In italiano, per favore!

Siamo ufficialmente entrati nel nostro quarto anno di vita in Inghilterra, tante cose sono cambiate da quando siamo arrivati qui, tra cui il bilinguismo. 
Siamo passati dall'italiano-francese all'italiano-inglese, attraversando diverse fasi ed affrontando non poche difficoltà.  
Si sono un po' invertite le situazioni: se all'inizio facevo del mio meglio per aiutarli nell'apprendimento dell'inglese, con i primi passi raccontati qui, gestendo al meglio le loro piccole/grandi difficoltà, gioendo insieme dei progressi giorno per giorno, entrando in crisi per il trilinguismo raccontato qui, ed arrivando dopo circa 7 mesi a un ottimo livello linguistico, adesso devo spingere sull'italiano, che è comunque a un ottimo livello per loro, ma che qualche volta viene sovrastato dall'inglese, che ha la meglio soprattutto in certi momenti della quodianità dei miei figli. 

L'italiano per loro è la lingua di mamma e babbo e la lingua dei nonni, degli zii e degli amici in Italia, è la lingua di casa. 

Generalmente (tranne piccole eccezioni) si rivolgono a noi in italiano e noi genitori parliamo sempre e solo italiano con loro. 

Quando li vado a prendere a scuola, la lingua è l'italiano, "com'è andata?" viene chiesto in italiano e loro rispondo nella nostra lingua. 

Qualche volta magari viene inserita una parola in inglese del tipo "Mamma, oggi abbiamo fatto forest school ed ho cambiato i miei books", ma diciamo che bisogna pur accontentarsi e non pretendere nemmeno troppo, infondo passano le loro giornate in un ambiente inglese, le loro testoline ormai ragionano e sognano anche in quella lingua. Sono dei bambini bilingue a tutti gli effetti!

Io tengo sempre duro con la mia tecnica del ripete, per cui ad una frase come sopra io ribatto più o meno così: "ah, che bello, siete andati nella foresta ed hai finalmente cambiato i tuoi libri!". 
Trovo questo metodo l'unico possibile e vitale se si vuole mantenere la propria lingua, sopravvivendo alla prevalicazione dell'altra, ma in tutta sincerità ammetto che certe volte è davvero stancante. 

L'inglese prende sempre più piede, ovviamente. 
Le difficoltà iniziali sono ormai un ricordo lontano e le soddisfazioni per i loro risultati a scuola non mancano. Possiamo ritenerci più che soddisfatti!

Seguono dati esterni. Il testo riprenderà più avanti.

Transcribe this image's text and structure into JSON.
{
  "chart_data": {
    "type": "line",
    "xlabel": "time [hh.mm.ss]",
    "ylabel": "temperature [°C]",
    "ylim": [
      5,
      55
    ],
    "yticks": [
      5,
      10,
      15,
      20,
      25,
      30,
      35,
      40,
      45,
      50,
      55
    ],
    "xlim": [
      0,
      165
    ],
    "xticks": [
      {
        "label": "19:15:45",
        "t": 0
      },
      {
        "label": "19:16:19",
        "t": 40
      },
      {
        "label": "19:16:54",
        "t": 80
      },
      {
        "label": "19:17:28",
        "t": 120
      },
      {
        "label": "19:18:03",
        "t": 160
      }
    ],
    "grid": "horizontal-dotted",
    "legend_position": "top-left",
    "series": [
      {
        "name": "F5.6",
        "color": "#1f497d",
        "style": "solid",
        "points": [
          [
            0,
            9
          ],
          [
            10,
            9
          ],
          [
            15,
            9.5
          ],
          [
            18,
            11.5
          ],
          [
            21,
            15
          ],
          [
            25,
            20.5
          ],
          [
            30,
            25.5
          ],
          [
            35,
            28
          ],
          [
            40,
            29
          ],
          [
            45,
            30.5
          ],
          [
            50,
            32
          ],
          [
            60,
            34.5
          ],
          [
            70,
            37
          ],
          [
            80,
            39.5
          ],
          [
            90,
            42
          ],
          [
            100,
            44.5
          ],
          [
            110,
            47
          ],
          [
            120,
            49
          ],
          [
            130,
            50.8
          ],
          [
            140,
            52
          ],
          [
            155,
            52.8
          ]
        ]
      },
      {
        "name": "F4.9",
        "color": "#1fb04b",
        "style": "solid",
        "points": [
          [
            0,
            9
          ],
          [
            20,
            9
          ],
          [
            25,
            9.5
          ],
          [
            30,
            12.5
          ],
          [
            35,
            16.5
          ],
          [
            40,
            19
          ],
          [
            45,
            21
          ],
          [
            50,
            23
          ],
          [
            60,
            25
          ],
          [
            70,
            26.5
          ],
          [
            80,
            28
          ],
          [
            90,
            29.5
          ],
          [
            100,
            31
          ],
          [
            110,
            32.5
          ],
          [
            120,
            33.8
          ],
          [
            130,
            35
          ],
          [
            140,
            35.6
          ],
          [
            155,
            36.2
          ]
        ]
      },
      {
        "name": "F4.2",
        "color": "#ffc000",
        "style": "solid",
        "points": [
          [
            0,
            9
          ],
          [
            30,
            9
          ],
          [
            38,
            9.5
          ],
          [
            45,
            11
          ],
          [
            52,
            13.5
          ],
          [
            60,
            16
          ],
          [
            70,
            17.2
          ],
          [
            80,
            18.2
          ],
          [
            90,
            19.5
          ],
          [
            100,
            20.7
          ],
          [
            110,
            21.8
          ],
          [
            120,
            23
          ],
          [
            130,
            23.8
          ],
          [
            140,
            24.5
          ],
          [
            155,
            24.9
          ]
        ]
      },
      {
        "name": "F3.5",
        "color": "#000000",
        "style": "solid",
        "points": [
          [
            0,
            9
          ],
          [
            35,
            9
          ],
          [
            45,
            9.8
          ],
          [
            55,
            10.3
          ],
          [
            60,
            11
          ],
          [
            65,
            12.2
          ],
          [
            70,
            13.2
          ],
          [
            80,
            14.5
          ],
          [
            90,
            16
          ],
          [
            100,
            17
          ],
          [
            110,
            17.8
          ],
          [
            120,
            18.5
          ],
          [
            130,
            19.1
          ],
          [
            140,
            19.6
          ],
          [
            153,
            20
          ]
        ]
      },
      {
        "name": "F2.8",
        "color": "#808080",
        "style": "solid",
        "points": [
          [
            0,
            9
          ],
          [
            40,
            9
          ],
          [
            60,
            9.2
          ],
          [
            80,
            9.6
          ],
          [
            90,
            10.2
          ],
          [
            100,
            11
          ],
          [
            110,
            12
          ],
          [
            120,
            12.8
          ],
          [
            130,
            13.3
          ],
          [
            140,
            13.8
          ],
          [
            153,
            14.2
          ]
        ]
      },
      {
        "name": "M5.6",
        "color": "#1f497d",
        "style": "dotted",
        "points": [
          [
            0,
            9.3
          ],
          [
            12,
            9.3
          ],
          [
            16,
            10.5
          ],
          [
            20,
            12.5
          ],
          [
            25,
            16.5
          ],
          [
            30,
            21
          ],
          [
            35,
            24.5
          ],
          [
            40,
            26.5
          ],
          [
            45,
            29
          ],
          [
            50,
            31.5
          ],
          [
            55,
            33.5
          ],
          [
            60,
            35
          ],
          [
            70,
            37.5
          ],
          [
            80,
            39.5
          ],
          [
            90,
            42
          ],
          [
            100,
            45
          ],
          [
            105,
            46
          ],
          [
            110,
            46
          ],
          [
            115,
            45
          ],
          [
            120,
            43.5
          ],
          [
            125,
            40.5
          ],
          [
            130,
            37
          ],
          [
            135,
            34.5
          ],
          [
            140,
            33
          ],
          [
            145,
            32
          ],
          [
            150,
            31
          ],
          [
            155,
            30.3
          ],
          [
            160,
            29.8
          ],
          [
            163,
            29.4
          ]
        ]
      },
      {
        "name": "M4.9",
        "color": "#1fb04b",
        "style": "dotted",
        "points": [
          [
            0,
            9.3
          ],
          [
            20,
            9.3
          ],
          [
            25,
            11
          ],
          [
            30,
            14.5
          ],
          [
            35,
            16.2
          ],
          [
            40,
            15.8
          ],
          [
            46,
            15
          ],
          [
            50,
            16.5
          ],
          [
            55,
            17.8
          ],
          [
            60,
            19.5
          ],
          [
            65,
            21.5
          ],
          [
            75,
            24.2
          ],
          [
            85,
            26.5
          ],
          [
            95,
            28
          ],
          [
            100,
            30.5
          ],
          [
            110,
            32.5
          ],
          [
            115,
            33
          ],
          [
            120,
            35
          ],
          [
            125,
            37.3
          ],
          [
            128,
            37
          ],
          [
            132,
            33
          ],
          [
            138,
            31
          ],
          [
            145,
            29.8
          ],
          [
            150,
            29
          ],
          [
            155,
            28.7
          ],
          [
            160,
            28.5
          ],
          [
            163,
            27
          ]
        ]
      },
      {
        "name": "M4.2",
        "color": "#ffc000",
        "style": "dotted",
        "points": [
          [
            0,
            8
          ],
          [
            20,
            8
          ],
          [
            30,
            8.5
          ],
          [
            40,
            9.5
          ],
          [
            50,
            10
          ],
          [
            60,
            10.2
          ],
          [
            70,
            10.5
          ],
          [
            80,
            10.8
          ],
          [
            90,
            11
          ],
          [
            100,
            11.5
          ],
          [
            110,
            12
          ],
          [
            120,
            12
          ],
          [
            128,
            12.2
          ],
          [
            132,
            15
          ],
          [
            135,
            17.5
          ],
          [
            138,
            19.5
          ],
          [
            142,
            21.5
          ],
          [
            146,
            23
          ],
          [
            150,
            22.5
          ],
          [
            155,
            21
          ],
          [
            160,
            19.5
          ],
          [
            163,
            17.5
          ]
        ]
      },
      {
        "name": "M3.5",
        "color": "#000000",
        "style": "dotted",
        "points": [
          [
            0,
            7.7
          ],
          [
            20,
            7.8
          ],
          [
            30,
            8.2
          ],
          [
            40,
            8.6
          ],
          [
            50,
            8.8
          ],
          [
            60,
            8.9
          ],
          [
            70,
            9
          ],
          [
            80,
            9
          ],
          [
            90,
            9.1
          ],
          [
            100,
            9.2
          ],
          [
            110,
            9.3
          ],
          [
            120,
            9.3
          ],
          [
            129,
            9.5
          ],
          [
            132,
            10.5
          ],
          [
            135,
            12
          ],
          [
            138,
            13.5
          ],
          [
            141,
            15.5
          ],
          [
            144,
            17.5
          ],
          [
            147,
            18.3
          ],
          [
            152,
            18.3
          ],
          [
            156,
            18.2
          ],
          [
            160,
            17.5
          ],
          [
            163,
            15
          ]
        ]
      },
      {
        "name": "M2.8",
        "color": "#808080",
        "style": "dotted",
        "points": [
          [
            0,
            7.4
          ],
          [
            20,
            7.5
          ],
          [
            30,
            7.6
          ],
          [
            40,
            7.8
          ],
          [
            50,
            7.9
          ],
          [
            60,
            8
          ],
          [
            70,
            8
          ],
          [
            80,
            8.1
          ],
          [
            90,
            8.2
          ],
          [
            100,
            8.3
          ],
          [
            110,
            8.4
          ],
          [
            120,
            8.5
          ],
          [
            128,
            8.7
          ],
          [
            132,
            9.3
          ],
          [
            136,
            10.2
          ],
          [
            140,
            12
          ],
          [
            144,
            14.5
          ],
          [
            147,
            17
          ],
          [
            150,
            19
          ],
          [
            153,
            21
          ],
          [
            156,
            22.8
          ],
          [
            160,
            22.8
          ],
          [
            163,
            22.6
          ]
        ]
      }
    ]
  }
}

Il casino adesso è tenere duro con l'italiano, che per fortuna viene sempre parlato in casa, unica lingua parlata nelle quattro mura domestiche da me e Babbo, ma che non è l'unica per i miei figli. 

Da diversi mesi ormai capita spessissimo di sentirli parlare in inglese tra di loro mentre giocano in camera. Instintivamente mi sono ritrovata a gridare dal piano di sotto "in italiano, per favore!" e sentirli passare all'altra lingua, per poco, per qualche minuto e poi via, di nuovo in maniera naturale, ritornano a parlare in inglese. 
Succede così spesso: tra di loro (se sono soli) comunicano in inglese e la cosa mi preoccupa e non poco.

Presa da un momento di fisime mentali, mi sono immaginata vecchiettina in un cottage a sorseggiare tè, circondata da tre figli grandi che tra di loro parlano inglese, che parlano inglese ai loro figli e alle loro compagne/i ed io che mi sbatto per insegnare l'italiano a nipoti, generi e nuore cucinando lasagne, pasta al pesto, polpette e tiramisù!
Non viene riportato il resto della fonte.